Hukams dutifully fetched the stuff and mamaiji and her friends poured the powder into the mix and looked very conspiratorial, exchanging glances and smiles as they did. The reason I am convinced it was cannabis resin was that Hukam Ali stole some of it and, later on, when he and I were alone and he trusted my discretion, he extracted a small scrap of newspaper folded into a packet and mixed the powder he had stolen from the order with tobacco and smoked it in a chillum, grinning the while and exhorting me never to tell.
I told! — but only in later years when my mother and her brother sternly castigated me for admitting I had consumed some ganja and I recalled that they too must have eaten it in granny’s vassanoo.

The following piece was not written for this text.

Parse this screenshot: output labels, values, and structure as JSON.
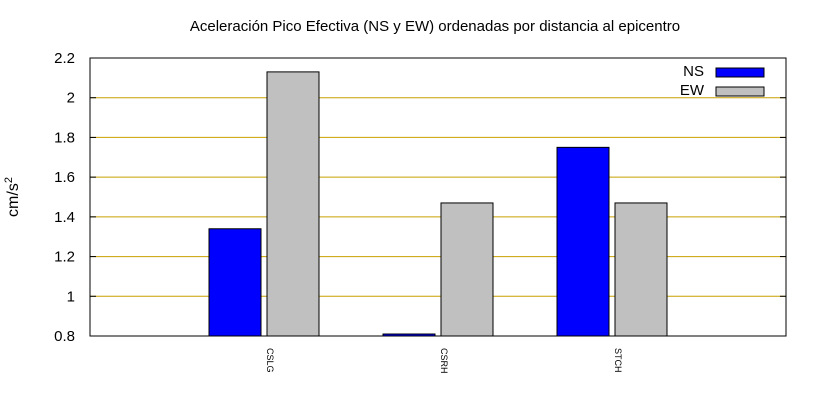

My uncle and mum, suffering from the innocence of the generation between granny and me, said I was talking nonsense and their mother could never have dealt with drugs. And yet all Parsis know that there is a quality to vassanoo which bestows shrouded, mysterious exhilaration — attributed by consuming fools to powers inherent in root ginger.
My adolescent experiences with cannabis were never pursued with any feeling of illegality or guilt. It was something one was offered as a special paan, not anywhere as rare as a peg of whisky.
One was evolutionarily acquainted with the verse, which said: Charsi kadhi na marsi Agar Marsi, tho chaalis aadmi aagey karsi.
So, it was something of a comedic mystery when at university in Britain “pot” was treated as a clandestine substance and a mark of advanced social defiance.
Later, living in the black community of South London, one heard the reggae lyrics extolling ganja: “Legalise it, and I will advertise it…” etc.
Looking down the list of top ten consuming cities I am disappointed to find Amsterdam nowhere in it. I believe, just as the Jesuit Alphonso bred the delicious hybrid mango, the Dutch synthesized the deadly “skunk” — so named because of its powerful, distinctive odour. I think the Netherlands were the first to legalise cannabis and yet their cities don’t figure in top consumption.
Is there then a yet unformulated proverb about the undesirability of unforbidden fruit?